Pourquoi l'ombre du travail au noir plane. La Fédération des auto-entrepreneurs (FEDAE), par exemple, est alarmiste: "le régime sera tué", s'est-elle emportée vendredi. L'organisation a lancé une pétition sur son site Internet auprès de ses adhérents pour que le dispositif prévu soit révoqué.

Selon elle, la situation de nombre d'auto-entrepreneurs est déjà périlleuse. Et une hausse des charges conduira à plus d'illégalité, sauf à risquer de mettre la clé sous la porte.

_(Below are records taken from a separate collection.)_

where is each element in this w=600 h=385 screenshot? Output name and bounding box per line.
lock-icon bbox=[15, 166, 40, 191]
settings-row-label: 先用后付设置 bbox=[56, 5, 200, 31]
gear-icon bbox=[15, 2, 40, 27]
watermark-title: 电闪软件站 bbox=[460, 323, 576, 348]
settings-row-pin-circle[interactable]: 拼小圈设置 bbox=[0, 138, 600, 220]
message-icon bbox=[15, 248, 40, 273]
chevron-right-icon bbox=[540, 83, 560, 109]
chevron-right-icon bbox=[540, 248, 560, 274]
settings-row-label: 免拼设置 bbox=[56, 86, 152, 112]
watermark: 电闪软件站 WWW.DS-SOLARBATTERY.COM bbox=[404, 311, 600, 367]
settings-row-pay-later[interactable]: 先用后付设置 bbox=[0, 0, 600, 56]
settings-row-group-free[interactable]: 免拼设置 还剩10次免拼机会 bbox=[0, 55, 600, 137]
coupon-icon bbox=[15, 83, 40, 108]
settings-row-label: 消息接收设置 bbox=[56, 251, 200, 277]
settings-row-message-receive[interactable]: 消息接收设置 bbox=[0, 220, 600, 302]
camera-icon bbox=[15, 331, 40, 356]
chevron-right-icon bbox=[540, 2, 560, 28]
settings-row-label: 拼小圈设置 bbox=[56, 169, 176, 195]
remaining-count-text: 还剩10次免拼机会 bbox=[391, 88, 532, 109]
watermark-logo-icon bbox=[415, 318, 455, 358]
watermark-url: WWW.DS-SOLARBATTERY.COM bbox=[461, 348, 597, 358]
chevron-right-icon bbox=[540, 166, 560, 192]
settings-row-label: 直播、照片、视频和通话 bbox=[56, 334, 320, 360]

"C'est une mise à mort progressive des auto-entrepreneurs. On se dirige vers une recrudescence du travail au noir!, martèle également le fondateur du statut, l'ancien secrétaire d'Etat aux Entreprises, Hervé Novelli, contacté par le site spécialisé JeanMarc-sylvestre.com. Ceux qui travaillaient au noir avant l’auto-entreprise vont refaire du noir. C'est une véritable agression contre les travailleurs pauvres." "Vous êtes en train de tuer la croissance française ! Quand il n’y aura plus d’entrepreneurs dans ce pays et que l’on restera avec la fonction publique… Il faudra la financer mais plus personne ne sera là pour le faire. Reprenez vos esprits", s'insurge Hervé Novelli.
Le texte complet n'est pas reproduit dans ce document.